Consider what that looks like in practice across an insurance operation:

Submission triage. A skilled underwriter can receive dozens of submissions a week, many of them outside appetite on first read. AI can help screen, sort and route those submissions before a human reviews them, leaving the underwriter to spend more time on the risks that genuinely require underwriting judgment. McKinsey argues that a large share of underwriting time is still consumed by low-value administrative work, precisely the sort of activity ripe for automation (McKinsey).

Sanctions screening. Australian sanctions compliance guidance expects businesses subject to sanctions laws to take active steps to avoid dealing with designated persons and entities, including, where relevant, checking the DFAT Consolidated List (DFAT). In practice, screening is a rules-based, repeatable process that is well suited to automation, while borderline matches and escalation decisions still require human review.

Claims correspondence. Administrative work in claims teams is a recognised source of delays and a productivity drag, and AI tools are increasingly used to summarise documents, draft routine correspondence, and support handlers with first pass workflows (Risk & Insurance). The human role does not disappear; it shifts upwards towards review, exception handling and difficult conversations.

None of these examples requires replacing a person. They involve giving a person back hours of their week.

The question for leaders

If you are running an insurance business, a brokerage, or a coverholder, the right exercise is not to open a spreadsheet and ask how many FTEs you can remove. The better exercise is to ask one of your best people to track their week, task by task, hour by hour, and then identify which of those tasks truly required the expertise you hired them for.

In many businesses, the answer is confronting. Not because AI has made those skills redundant, but because the business has been applying fifteen years of expertise to work that does not justify it.

That is where AI becomes useful: not as a substitute for judgment, but as a tool for clearing the administrative fog.

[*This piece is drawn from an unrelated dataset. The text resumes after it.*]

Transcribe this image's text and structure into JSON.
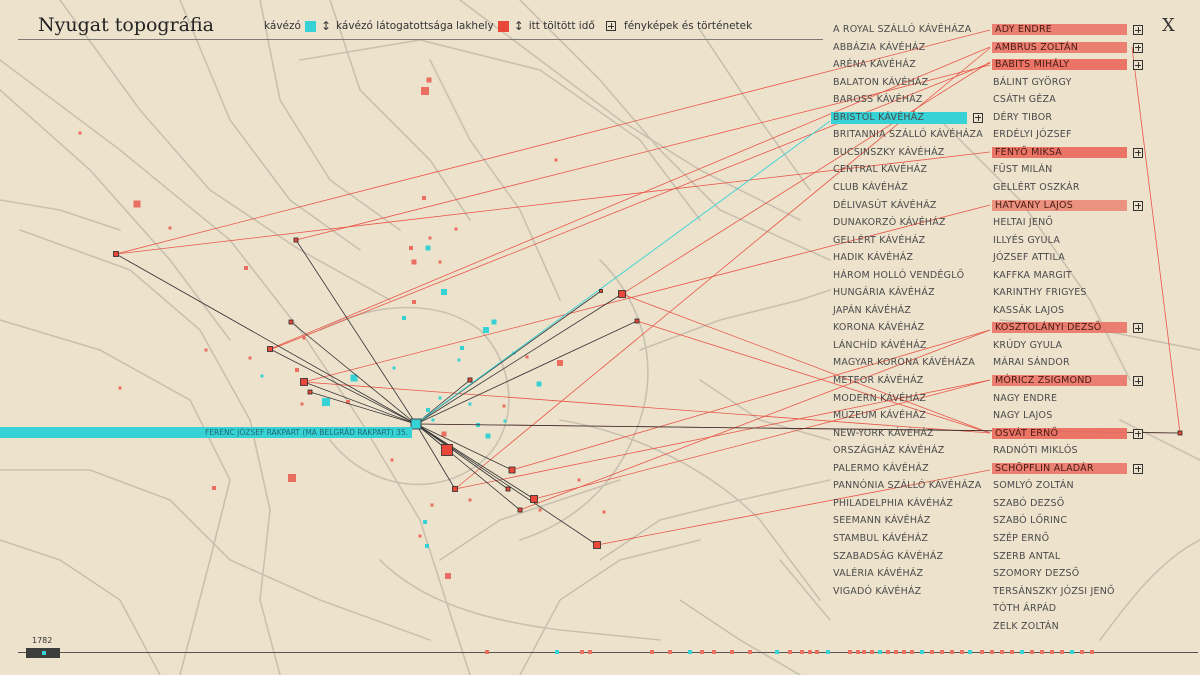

What good governance looks like

The CBA case is instructive not just as a failure, but as a map. The mistake was not simply introducing AI. It was using AI as a workforce-reduction mechanism before proving, in live operating conditions, that it could safely absorb the work it was supposed to handle (ABC News).

Good AI governance in a regulated financial services business looks like this:

The businesses that will build a durable advantage from AI over the next five years are not the ones that move fastest to cut headcount. They are the ones that most clearly understand which parts of their operation require human judgment, and then automate everything else with discipline.

The longer view

Jack Dorsey said he believed a majority of companies would reach the same conclusion as Block and make similar structural changes within a year (Reuters). He may be right about the scale of change. He is much less obviously right about the mechanism.

The businesses that will be in the best shape in 2030 are not the ones that replaced the most people. They are the ones who freed their best people from the least valuable work, and gave them the space to do the things that AI still cannot do well: judge nuance, build trust, negotiate ambiguity, and make accountable decisions.

The long lunch is not coming back because AI is taking over.

It is coming back because, for the first time, your people might actually have time to take one.